MXNet Training
Instructions for using MXNet
This guide walks you through using MXNet with Kubeflow.
Installing MXNet Operator
If you haven’t already done so please follow the Getting Started Guide to deploy Kubeflow.
A version of MXNet support was introduced with Kubeflow 0.2.0. You must be using a version of Kubeflow newer than 0.2.0.
Verify that MXNet support is included in your Kubeflow deployment
Check that the MXNet custom resource is installed
kubectl get crd
The output should include mxjobs.kubeflow.org
NAME AGE
...
mxjobs.kubeflow.org 4d
...
If it is not included you can add it as follows
git clone https://github.com/kubeflow/manifests
cd manifests/mxnet-job/mxnet-operator
kubectl kustomize base | kubectl apply -f -
Alternatively, you can deploy the operator with default settings without using kustomize by running the following from the repo:
git clone https://github.com/kubeflow/mxnet-operator.git
cd mxnet-operator
kubectl create -f manifests/crd-v1beta1.yaml
kubectl create -f manifests/rbac.yaml
kubectl create -f manifests/deployment.yaml
Creating a MXNet training job
You create a training job by defining a MXJob with MXTrain mode and then creating it with
kubectl create -f examples/v1beta1/train/mx_job_dist_gpu.yaml
Creating a TVM tuning job (AutoTVM)
TVM is a end to end deep learning compiler stack, you can easily run AutoTVM with mxnet-operator.You can create a auto tuning job by define a type of MXTune job and then creating it with
kubectl create -f examples/v1beta1/tune/mx_job_tune_gpu.yaml
Before you use the auto-tuning example, there is some preparatory work need to be finished in advance.
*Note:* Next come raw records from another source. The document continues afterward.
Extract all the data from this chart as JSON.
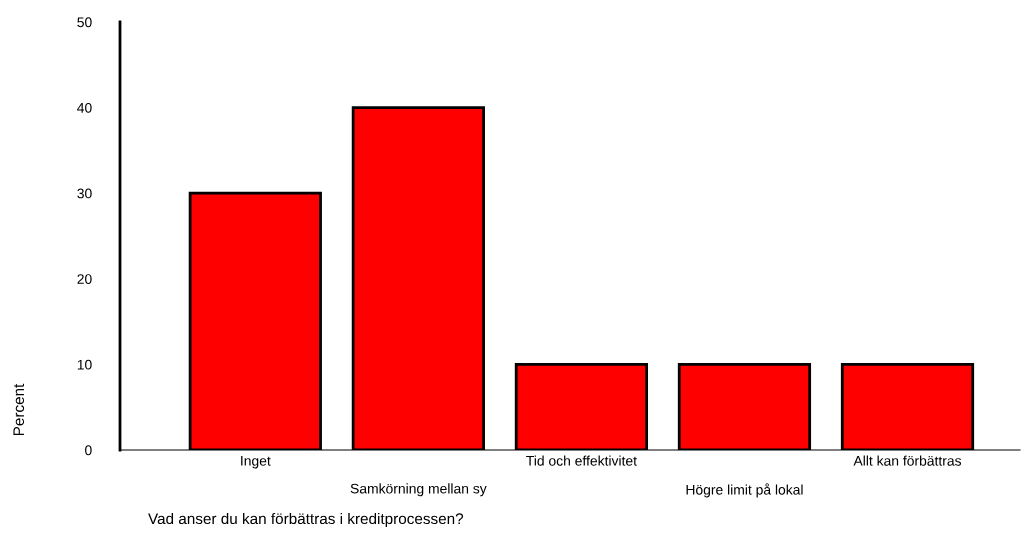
{
  "chart_data": {
    "type": "bar",
    "xlabel": "Vad anser du kan förbättras i kreditprocessen?",
    "ylabel": "Percent",
    "categories": [
      "Inget",
      "Samkörning mellan sy",
      "Tid och effektivitet",
      "Högre limit på lokal",
      "Allt kan förbättras"
    ],
    "values": [
      30,
      40,
      10,
      10,
      10
    ],
    "color": "#ff0000",
    "ylim": [
      0,
      50
    ],
    "yticks": [
      0,
      10,
      20,
      30,
      40,
      50
    ],
    "grid": false,
    "legend": false
  }
}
To let TVM tune your network, you should create a docker image which has TVM module. Then, you need a auto-tuning script to specify which network will be tuned and set the auto-tuning parameters, For more details, please see https://docs.tvm.ai/tutorials/autotvm/tune_relay_mobile_gpu.html#sphx-glr-tutorials-autotvm-tune-relay-mobile-gpu-py. Finally, you need a startup script to start the auto-tuning program. In fact, mxnet-operator will set all the parameters as environment variables and the startup script need to reed these variable and then transmit them to auto-tuning script. We provide an example under examples/v1beta1/tune/, tuning result will be saved in a log file like resnet-18.log in the example we gave. You can refer it for details.
Monitoring a MXNet Job
To get the status of your job
kubectl get -o yaml mxjobs ${JOB}
Here is sample output for an example job
apiVersion: kubeflow.org/v1beta1
kind: MXJob
metadata:
creationTimestamp: 2019-03-19T09:24:27Z
generation: 1
name: mxnet-job
namespace: default
resourceVersion: "3681685"
selfLink: /apis/kubeflow.org/v1beta1/namespaces/default/mxjobs/mxnet-job
uid: cb11013b-4a28-11e9-b7f4-704d7bb59f71
spec:
cleanPodPolicy: All
jobMode: MXTrain
mxReplicaSpecs:
Scheduler:
replicas: 1
restartPolicy: Never
template:
metadata:
creationTimestamp: null
spec:
containers:
- image: mxjob/mxnet:gpu
name: mxnet
ports:
- containerPort: 9091
name: mxjob-port
resources: {}
Server:
replicas: 1
restartPolicy: Never
template:
metadata:
creationTimestamp: null
spec:
containers:
- image: mxjob/mxnet:gpu
name: mxnet
ports:
- containerPort: 9091
name: mxjob-port
resources: {}
Worker:
replicas: 1
restartPolicy: Never
template:
metadata:
creationTimestamp: null
spec:
containers:
- args:
- /incubator-mxnet/example/image-classification/train_mnist.py
- --num-epochs
- "10"
- --num-layers
- "2"
- --kv-store
- dist_device_sync
- --gpus
- "0"
command:
- python
image: mxjob/mxnet:gpu
name: mxnet
ports:
- containerPort: 9091
name: mxjob-port
resources:
limits:
nvidia.com/gpu: "1"
status:
completionTime: 2019-03-19T09:25:11Z
conditions:
- lastTransitionTime: 2019-03-19T09:24:27Z
lastUpdateTime: 2019-03-19T09:24:27Z
message: MXJob mxnet-job is created.
reason: MXJobCreated
status: "True"
type: Created
- lastTransitionTime: 2019-03-19T09:24:27Z
lastUpdateTime: 2019-03-19T09:24:29Z
message: MXJob mxnet-job is running.
reason: MXJobRunning
status: "False"
type: Running
- lastTransitionTime: 2019-03-19T09:24:27Z
lastUpdateTime: 2019-03-19T09:25:11Z
message: MXJob mxnet-job is successfully completed.
reason: MXJobSucceeded
status: "True"
type: Succeeded
mxReplicaStatuses:
Scheduler: {}
Server: {}
Worker: {}
startTime: 2019-03-19T09:24:29Z